A inflação do IPCA-15, prévia do meio do mês, subiu 0,06% em julho, abaixo das expectativas do mercado, de 0,19%. O dado mais fraco indica pressões de preços de curto prazo menores do que as projetadas pelos analistas para o período.
A leitura mais recente reforça evidências de que a desinflação segue na margem, com o resultado de julho vindo 0,13 ponto percentual abaixo do consenso. Agora, a atenção se volta para saber se as próximas divulgações confirmam a perda de tração do momentum de preços ao consumidor.
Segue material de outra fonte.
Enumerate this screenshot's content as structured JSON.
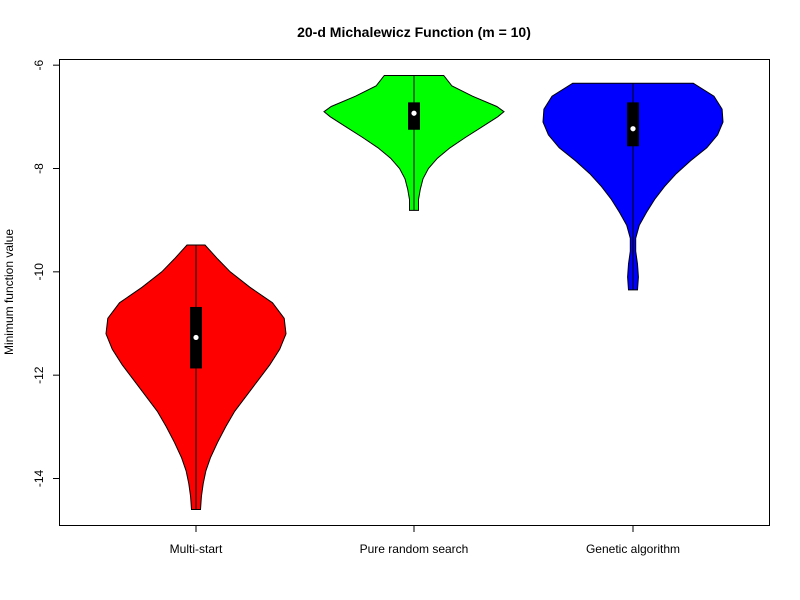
{
  "chart_data": {
    "type": "violin",
    "title": "20-d Michalewicz Function (m = 10)",
    "xlabel": "",
    "ylabel": "Minimum function value",
    "categories": [
      "Multi-start",
      "Pure random search",
      "Genetic algorithm"
    ],
    "ylim": [
      -14.9,
      -5.9
    ],
    "yticks": [
      -14,
      -12,
      -10,
      -8,
      -6
    ],
    "ytick_labels": [
      "-14",
      "-12",
      "-10",
      "-8",
      "-6"
    ],
    "grid": false,
    "legend": "none",
    "series": [
      {
        "category": "Multi-start",
        "color": "#ff0000",
        "min": -14.6,
        "q1": -11.87,
        "median": -11.27,
        "q3": -10.68,
        "max": -9.48,
        "profile": [
          [
            -14.6,
            0.05
          ],
          [
            -14.35,
            0.06
          ],
          [
            -14.1,
            0.08
          ],
          [
            -13.85,
            0.11
          ],
          [
            -13.6,
            0.16
          ],
          [
            -13.3,
            0.24
          ],
          [
            -13.0,
            0.33
          ],
          [
            -12.7,
            0.43
          ],
          [
            -12.4,
            0.56
          ],
          [
            -12.1,
            0.69
          ],
          [
            -11.8,
            0.82
          ],
          [
            -11.5,
            0.93
          ],
          [
            -11.2,
            1.0
          ],
          [
            -10.9,
            0.98
          ],
          [
            -10.6,
            0.85
          ],
          [
            -10.3,
            0.6
          ],
          [
            -10.0,
            0.38
          ],
          [
            -9.75,
            0.24
          ],
          [
            -9.48,
            0.1
          ]
        ]
      },
      {
        "category": "Pure random search",
        "color": "#00ff00",
        "min": -8.81,
        "q1": -7.25,
        "median": -6.93,
        "q3": -6.72,
        "max": -6.2,
        "profile": [
          [
            -8.81,
            0.05
          ],
          [
            -8.6,
            0.05
          ],
          [
            -8.4,
            0.07
          ],
          [
            -8.2,
            0.1
          ],
          [
            -8.0,
            0.16
          ],
          [
            -7.8,
            0.26
          ],
          [
            -7.6,
            0.4
          ],
          [
            -7.4,
            0.57
          ],
          [
            -7.2,
            0.75
          ],
          [
            -7.0,
            0.93
          ],
          [
            -6.9,
            1.0
          ],
          [
            -6.8,
            0.92
          ],
          [
            -6.6,
            0.65
          ],
          [
            -6.4,
            0.42
          ],
          [
            -6.2,
            0.33
          ]
        ]
      },
      {
        "category": "Genetic algorithm",
        "color": "#0000ff",
        "min": -10.35,
        "q1": -7.57,
        "median": -7.23,
        "q3": -6.72,
        "max": -6.35,
        "profile": [
          [
            -10.35,
            0.05
          ],
          [
            -10.1,
            0.06
          ],
          [
            -9.85,
            0.05
          ],
          [
            -9.6,
            0.03
          ],
          [
            -9.35,
            0.03
          ],
          [
            -9.1,
            0.07
          ],
          [
            -8.85,
            0.15
          ],
          [
            -8.6,
            0.24
          ],
          [
            -8.35,
            0.35
          ],
          [
            -8.1,
            0.48
          ],
          [
            -7.85,
            0.64
          ],
          [
            -7.6,
            0.82
          ],
          [
            -7.35,
            0.94
          ],
          [
            -7.1,
            1.0
          ],
          [
            -6.85,
            0.99
          ],
          [
            -6.6,
            0.9
          ],
          [
            -6.35,
            0.67
          ]
        ]
      }
    ]
  }
}
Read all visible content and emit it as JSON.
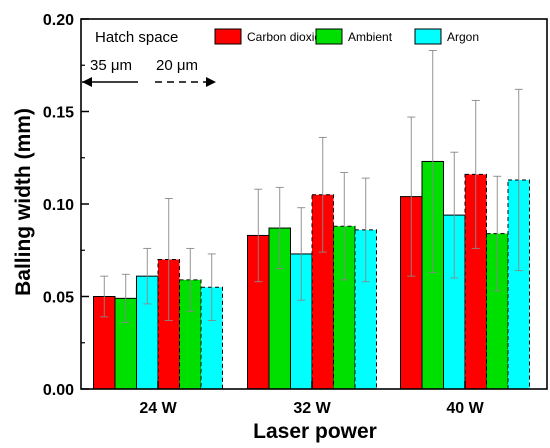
{
  "chart_data": {
    "type": "bar",
    "title": "",
    "xlabel": "Laser power",
    "ylabel": "Balling width (mm)",
    "ylim": [
      0,
      0.2
    ],
    "yticks": [
      "0.00",
      "0.05",
      "0.10",
      "0.15",
      "0.20"
    ],
    "categories": [
      "24 W",
      "32 W",
      "40 W"
    ],
    "hatch_spacings": [
      {
        "label": "35 μm",
        "line": "solid"
      },
      {
        "label": "20 μm",
        "line": "dashed"
      }
    ],
    "series": [
      {
        "name": "Carbon dioxide",
        "color": "#ff0000",
        "values": {
          "35 μm": [
            0.05,
            0.083,
            0.104
          ],
          "20 μm": [
            0.07,
            0.105,
            0.116
          ]
        },
        "errors": {
          "35 μm": [
            0.011,
            0.025,
            0.043
          ],
          "20 μm": [
            0.033,
            0.031,
            0.04
          ]
        }
      },
      {
        "name": "Ambient",
        "color": "#00e000",
        "values": {
          "35 μm": [
            0.049,
            0.087,
            0.123
          ],
          "20 μm": [
            0.059,
            0.088,
            0.084
          ]
        },
        "errors": {
          "35 μm": [
            0.013,
            0.022,
            0.06
          ],
          "20 μm": [
            0.017,
            0.029,
            0.031
          ]
        }
      },
      {
        "name": "Argon",
        "color": "#00ffff",
        "values": {
          "35 μm": [
            0.061,
            0.073,
            0.094
          ],
          "20 μm": [
            0.055,
            0.086,
            0.113
          ]
        },
        "errors": {
          "35 μm": [
            0.015,
            0.025,
            0.034
          ],
          "20 μm": [
            0.018,
            0.028,
            0.049
          ]
        }
      }
    ],
    "legend_title": "Hatch space",
    "legend_position": "top",
    "grid": false
  }
}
Implicações para Juros e Câmbio
Vemos a prévia de inflação de 0,06% frente aos 0,19% esperados como um sinal verde para ajustar nossos portfólios de derivativos. Essa desaceleração inesperada indica que a política monetária restritiva do Banco Central está conseguindo conter a demanda doméstica. Esperamos que o mercado passe a precificar rapidamente um cenário mais dovish para a Selic nas próximas semanas.
Devemos capitalizar essa tendência tomando posição comprada em contratos futuros de DI, com foco específico nos vencimentos de 2027 e 2028. Dados históricos mostram que, quando a inflação fica abaixo das expectativas nessa magnitude, a curva de juros se desloca para baixo, em média, de 15 a 20 pontos-base em um mês. Esse movimento nos permitirá travar taxas mais altas antes de o mercado se ajustar plenamente à perspectiva de cortes de juros.
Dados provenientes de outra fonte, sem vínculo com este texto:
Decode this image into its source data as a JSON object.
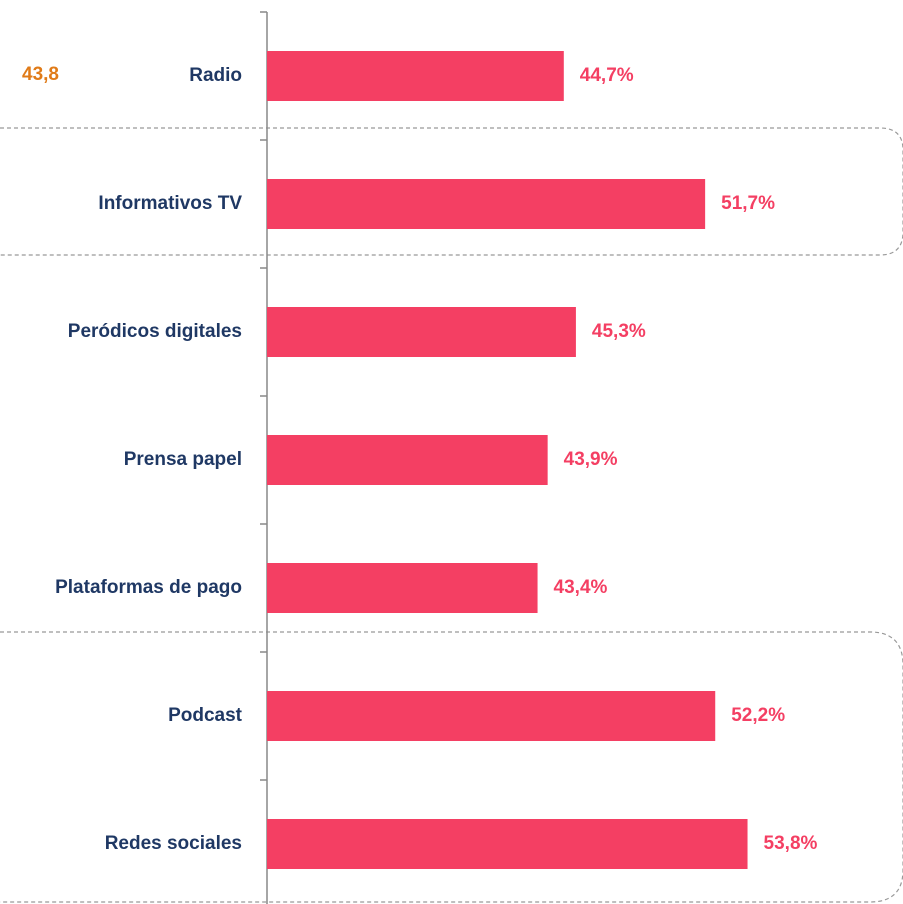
{
  "chart_data": {
    "type": "hbar",
    "annotation": "43,8",
    "categories": [
      "Radio",
      "Informativos TV",
      "Peródicos digitales",
      "Prensa papel",
      "Plataformas de pago",
      "Podcast",
      "Redes sociales"
    ],
    "values": [
      44.7,
      51.7,
      45.3,
      43.9,
      43.4,
      52.2,
      53.8
    ],
    "value_labels": [
      "44,7%",
      "51,7%",
      "45,3%",
      "43,9%",
      "43,4%",
      "52,2%",
      "53,8%"
    ],
    "color": "#f43f63",
    "xlim": [
      30,
      61.5
    ]
  }
}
No mercado de câmbio, preferimos comprar opções de compra (calls) de curto prazo de USD/BRL como proteção contra um real mais fraco. Um diferencial de juros menor normalmente reduz a atratividade do carry trade brasileiro, o que pode levar o USD/BRL a superar o nível de 5,65. Essa estratégia com opções limita nossa perda potencial e, ao mesmo tempo, nos permite capturar ganhos em caso de uma desvalorização súbita da moeda.
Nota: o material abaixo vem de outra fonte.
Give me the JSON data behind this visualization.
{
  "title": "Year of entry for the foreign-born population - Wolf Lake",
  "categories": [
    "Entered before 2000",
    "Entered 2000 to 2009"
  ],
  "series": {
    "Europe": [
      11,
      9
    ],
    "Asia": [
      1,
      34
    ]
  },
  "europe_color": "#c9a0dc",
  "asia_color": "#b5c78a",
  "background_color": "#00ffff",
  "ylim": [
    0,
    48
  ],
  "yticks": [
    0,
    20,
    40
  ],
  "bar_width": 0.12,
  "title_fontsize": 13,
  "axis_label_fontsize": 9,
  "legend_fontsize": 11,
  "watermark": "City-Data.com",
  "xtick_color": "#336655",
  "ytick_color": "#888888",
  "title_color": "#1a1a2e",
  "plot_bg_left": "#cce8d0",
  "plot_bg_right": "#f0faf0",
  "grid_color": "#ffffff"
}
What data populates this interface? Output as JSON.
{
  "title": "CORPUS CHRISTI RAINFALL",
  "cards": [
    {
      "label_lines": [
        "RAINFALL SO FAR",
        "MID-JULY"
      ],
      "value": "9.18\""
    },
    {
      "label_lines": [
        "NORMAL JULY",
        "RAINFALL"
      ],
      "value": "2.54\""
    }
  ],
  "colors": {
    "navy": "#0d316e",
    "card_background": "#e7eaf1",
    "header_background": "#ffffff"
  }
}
Oportunidades no Mercado de Ações
Por fim, devemos nos posicionar para uma alta das ações brasileiras por meio da compra de opções de compra (calls) sobre o índice Ibovespa. Inflação mais baixa e uma perspectiva de juros mais branda, historicamente, favorecem papéis ligados a consumo doméstico e varejo, que têm sido fortemente pressionados. Esse ajuste tático deve nos ajudar a capturar o potencial de alta à medida que o mercado acionário passe a precificar um ambiente de financiamento mais favorável.